Cet esprit donne à croire que le droit français a fait jusqu'à présent fausse route, en tout cas sur le rôle du juge dans le contrat ou sur les conditions de validité même du contrat (C. civ., art. 1108 originaire N° Lexbase : L1014AB8). On ne saurait le partager car il laisse penser à ceux -nombreux- qui ont étudié le droit civil et qui l'ont pris pour modèle que ce modèle précisément n'était pas le bon.

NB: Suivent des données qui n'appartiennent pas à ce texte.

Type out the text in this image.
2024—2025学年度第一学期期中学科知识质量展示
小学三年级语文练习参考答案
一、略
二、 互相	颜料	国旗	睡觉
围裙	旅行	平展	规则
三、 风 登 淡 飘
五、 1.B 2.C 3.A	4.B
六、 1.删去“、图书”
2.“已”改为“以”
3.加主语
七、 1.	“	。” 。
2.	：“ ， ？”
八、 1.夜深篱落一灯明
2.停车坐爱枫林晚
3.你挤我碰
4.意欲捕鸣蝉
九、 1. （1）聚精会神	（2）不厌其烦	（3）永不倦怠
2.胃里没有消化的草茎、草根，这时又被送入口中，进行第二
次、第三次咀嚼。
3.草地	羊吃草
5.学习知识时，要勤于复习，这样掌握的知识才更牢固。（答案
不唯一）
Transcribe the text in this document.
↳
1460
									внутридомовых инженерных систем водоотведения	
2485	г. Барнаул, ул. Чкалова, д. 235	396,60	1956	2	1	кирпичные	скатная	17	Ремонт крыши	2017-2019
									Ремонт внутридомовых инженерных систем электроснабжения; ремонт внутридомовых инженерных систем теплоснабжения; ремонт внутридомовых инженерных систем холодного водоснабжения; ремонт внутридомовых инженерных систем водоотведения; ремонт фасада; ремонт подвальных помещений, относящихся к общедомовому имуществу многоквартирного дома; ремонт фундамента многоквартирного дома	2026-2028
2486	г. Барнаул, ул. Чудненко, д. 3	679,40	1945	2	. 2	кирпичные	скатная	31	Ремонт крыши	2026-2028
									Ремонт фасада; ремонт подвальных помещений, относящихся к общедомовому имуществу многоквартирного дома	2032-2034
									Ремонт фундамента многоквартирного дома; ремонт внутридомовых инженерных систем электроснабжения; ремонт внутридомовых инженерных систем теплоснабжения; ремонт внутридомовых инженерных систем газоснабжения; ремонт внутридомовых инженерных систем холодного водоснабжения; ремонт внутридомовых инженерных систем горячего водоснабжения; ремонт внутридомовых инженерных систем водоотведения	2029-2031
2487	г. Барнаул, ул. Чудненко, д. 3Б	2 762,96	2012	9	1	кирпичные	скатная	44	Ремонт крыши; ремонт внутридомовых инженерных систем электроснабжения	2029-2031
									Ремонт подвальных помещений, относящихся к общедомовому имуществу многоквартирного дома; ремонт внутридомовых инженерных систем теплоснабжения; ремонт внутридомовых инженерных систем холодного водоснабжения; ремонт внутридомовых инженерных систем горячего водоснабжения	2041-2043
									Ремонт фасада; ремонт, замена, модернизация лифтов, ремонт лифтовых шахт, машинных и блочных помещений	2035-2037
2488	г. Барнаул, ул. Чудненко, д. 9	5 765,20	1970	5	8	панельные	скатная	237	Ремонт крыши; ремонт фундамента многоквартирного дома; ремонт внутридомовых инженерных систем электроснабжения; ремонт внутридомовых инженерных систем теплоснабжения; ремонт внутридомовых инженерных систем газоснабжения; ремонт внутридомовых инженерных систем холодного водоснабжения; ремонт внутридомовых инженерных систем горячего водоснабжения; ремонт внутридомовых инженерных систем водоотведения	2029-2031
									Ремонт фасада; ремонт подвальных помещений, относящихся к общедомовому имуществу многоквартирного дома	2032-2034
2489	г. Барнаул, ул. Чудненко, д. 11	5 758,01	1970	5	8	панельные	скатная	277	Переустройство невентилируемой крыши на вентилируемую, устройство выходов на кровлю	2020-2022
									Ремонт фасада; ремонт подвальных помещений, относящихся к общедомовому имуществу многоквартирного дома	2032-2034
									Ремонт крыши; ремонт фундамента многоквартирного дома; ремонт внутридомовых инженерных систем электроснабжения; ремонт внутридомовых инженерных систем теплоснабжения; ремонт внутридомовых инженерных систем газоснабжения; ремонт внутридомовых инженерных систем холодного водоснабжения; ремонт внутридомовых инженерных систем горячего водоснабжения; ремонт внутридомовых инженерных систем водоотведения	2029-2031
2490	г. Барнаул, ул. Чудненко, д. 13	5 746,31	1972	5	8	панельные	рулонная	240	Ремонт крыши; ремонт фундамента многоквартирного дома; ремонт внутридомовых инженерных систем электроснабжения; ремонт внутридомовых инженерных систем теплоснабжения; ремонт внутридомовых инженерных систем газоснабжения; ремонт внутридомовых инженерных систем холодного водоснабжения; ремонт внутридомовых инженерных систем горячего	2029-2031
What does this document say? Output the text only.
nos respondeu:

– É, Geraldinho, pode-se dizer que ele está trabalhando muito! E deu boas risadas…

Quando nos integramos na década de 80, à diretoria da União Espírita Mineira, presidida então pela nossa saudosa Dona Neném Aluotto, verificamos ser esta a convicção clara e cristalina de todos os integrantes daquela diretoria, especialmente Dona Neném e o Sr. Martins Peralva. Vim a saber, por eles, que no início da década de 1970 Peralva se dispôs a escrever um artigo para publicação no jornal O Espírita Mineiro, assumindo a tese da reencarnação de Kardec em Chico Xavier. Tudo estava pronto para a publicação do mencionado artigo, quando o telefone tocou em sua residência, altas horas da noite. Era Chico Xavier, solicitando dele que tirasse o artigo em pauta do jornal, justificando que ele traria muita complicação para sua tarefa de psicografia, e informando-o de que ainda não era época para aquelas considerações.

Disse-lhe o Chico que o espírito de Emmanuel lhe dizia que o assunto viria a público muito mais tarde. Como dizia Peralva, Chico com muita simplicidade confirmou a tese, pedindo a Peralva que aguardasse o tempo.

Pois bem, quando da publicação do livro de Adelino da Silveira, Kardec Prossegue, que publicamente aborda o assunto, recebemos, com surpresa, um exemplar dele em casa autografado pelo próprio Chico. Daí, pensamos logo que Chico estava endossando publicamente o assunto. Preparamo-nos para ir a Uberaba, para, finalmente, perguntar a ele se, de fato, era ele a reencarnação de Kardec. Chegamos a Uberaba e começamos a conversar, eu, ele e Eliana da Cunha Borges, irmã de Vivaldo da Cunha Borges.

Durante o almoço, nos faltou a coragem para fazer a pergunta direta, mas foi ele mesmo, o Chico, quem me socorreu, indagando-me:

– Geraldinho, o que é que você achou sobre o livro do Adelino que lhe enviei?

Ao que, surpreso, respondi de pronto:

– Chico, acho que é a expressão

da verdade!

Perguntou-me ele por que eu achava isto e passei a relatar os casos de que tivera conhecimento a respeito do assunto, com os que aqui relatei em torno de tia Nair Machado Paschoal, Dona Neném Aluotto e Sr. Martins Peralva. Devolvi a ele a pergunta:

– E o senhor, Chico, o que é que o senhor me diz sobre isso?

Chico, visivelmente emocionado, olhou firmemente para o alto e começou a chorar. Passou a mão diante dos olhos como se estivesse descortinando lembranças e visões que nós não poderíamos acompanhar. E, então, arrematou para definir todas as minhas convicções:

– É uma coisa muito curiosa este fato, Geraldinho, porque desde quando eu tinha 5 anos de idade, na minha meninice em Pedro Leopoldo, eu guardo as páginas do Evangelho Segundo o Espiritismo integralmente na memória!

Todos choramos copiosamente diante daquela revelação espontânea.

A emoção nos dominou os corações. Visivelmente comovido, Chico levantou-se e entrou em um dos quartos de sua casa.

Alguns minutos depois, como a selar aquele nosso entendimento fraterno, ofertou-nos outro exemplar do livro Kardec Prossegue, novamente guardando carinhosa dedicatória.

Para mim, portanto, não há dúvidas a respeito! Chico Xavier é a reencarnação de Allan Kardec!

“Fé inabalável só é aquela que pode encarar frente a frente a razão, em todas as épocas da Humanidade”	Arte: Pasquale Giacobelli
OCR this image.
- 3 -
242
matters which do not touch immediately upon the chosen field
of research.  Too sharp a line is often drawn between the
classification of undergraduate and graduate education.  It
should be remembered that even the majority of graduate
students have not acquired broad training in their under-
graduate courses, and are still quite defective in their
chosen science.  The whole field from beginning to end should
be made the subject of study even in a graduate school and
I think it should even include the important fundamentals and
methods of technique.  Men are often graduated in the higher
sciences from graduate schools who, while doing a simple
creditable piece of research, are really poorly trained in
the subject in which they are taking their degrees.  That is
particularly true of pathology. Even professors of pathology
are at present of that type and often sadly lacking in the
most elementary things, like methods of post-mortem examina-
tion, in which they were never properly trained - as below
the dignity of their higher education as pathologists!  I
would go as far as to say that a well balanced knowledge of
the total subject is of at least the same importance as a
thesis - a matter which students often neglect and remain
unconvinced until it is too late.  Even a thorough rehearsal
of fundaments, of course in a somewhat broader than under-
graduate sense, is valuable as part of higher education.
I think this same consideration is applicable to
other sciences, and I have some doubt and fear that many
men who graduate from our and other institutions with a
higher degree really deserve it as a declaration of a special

La richesse du monde est dans sa diversité. Les Anglais sont d'excellents juristes. Ils ont leurs méthodes, leurs juges, particulièrement reconnus, leur common law. Les Français ont leurs principes, leurs notions, leur rationalisme, qui leur viennent de l'héritage romain, du Grand siècle et du siècle des Lumières, ce qui permet, du reste, de comprendre, comme l'avait si bien dit Réné David, que le droit des contrats est devenu causaliste, lorsqu'il a cessé d'être formaliste. La famille romano-germanique est une réalité. Beaucoup s'y reconnaissent et y sont fidèles : pensons à nos amis d'Amérique du Sud, d'Afrique et du Maghreb. Ne les lâchons pas, au prétexte que la modernité n'est plus dans le droit civil. Les enjeux de la réforme ne sont pas franco-français. Ils sont beaucoup plus larges : il ne faudrait surtout pas l'oublier en ouvrant une nouvelle page du Code des contrats qui doit rester avant tout un Code civil, c'est-à-dire rationnel et prévisible.
(1) Cass. Req., 6 mars 1876, DP, 1876, 1, p.193.